ED staff fielding phone calls should be trained appropriately on which individuals should be directed immediately to an in-office visit, urgent care, or the ED, or to hang up and call 911 without delay. “Healthcare providers should perform a similar function as additional information is obtained during their virtual encounter concerning the patient’s medical condition, and as the degree of exigency becomes better understood,” Cahill offers.

This could minimize potential liability exposure in the event of an adverse outcome. It may reduce the likelihood of other risks, too, such as an administrative investigation by a state medical board for infractions of licensing laws, an inquiry by federal regulatory agencies for compliance violations, civil litigation seeking monetary damages for professional liability, a report to the National Practitioner Data Bank, or a CMS billing audit that could lead to sanctions.

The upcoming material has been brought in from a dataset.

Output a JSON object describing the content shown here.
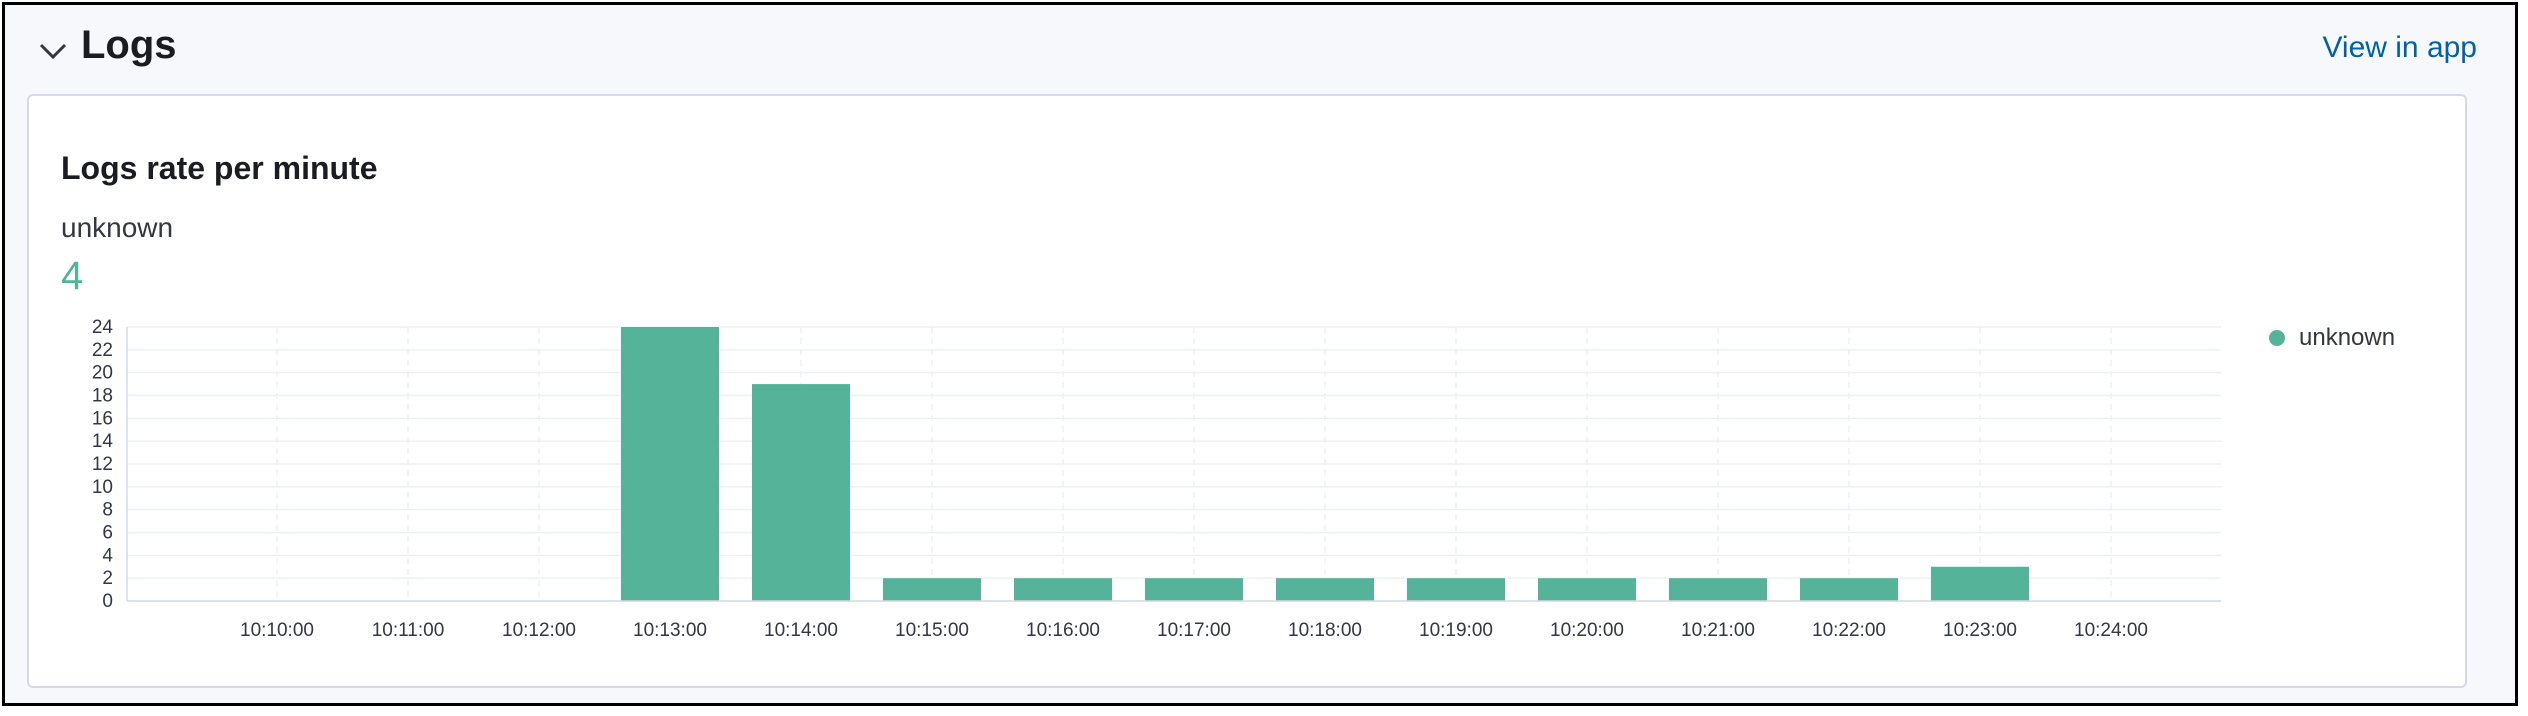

Cahill says ED telehealth policies “should be periodically reviewed and audited for purposes of consistency, uniformity, and compliance with the prevailing standard of care for facilities similarly situated in the community.”


  1. Chou E, Hsieh Y, Wolfshohl J, et al. Onsite telemedicine strategy for coronavirus (COVID-19) screening to limit exposure in ED. Emerg Med J 2020;37:335-337.
  2. Weigel G, Ramaswamy A, Sobel L, et al. Opportunities and barriers for telemedicine in the U.S. during the COVID-19 emergency and beyond. KFF Issue Brief, May 11, 2020.
  3. Centers for Medicare & Medicaid Services. Trump administration proposes to expand telehealth benefits permanently for Medicare beneficiaries beyond the COVID-19 public health emergency and advances access to care in rural areas. Aug. 3, 2020.
  4. Guth M, Hinton E. State efforts to expand Medicaid coverage & access to telehealth in response to COVID-19. KFF Issue Brief, June 22, 2020.
  5. Verma S. Early impact of CMS expansion of Medicare telehealth during COVID-19. Health Affairs Blog, July 15, 2020.
  6. Reddy S. Can tech speed up emergency room care? The Wall Street Journal, March 27, 2017.
  7. Rademacher NJ, Cole G, Psoter KJ, et al. Use of telemedicine to screen patients in the emergency department: Matched cohort study evaluating efficiency and patient safety of telemedicine. JMIR Med Inform 2019;7:e11233.
  8. Mohr NM, Vakkalanka JP, Harland KK, et al. Telemedicine use decreases rural emergency department length of stay for transferred North Dakota trauma patients. Telemed J E Health 2018;24:194-202.
  9. Fairchild RM, Ferng-Kuo SF, Laws S, et al. Telehealth decreases rural emergency department wait times for behavioral health patients in a group of critical access hospitals. Telemedicine J E Health 2019;25:1154-1164.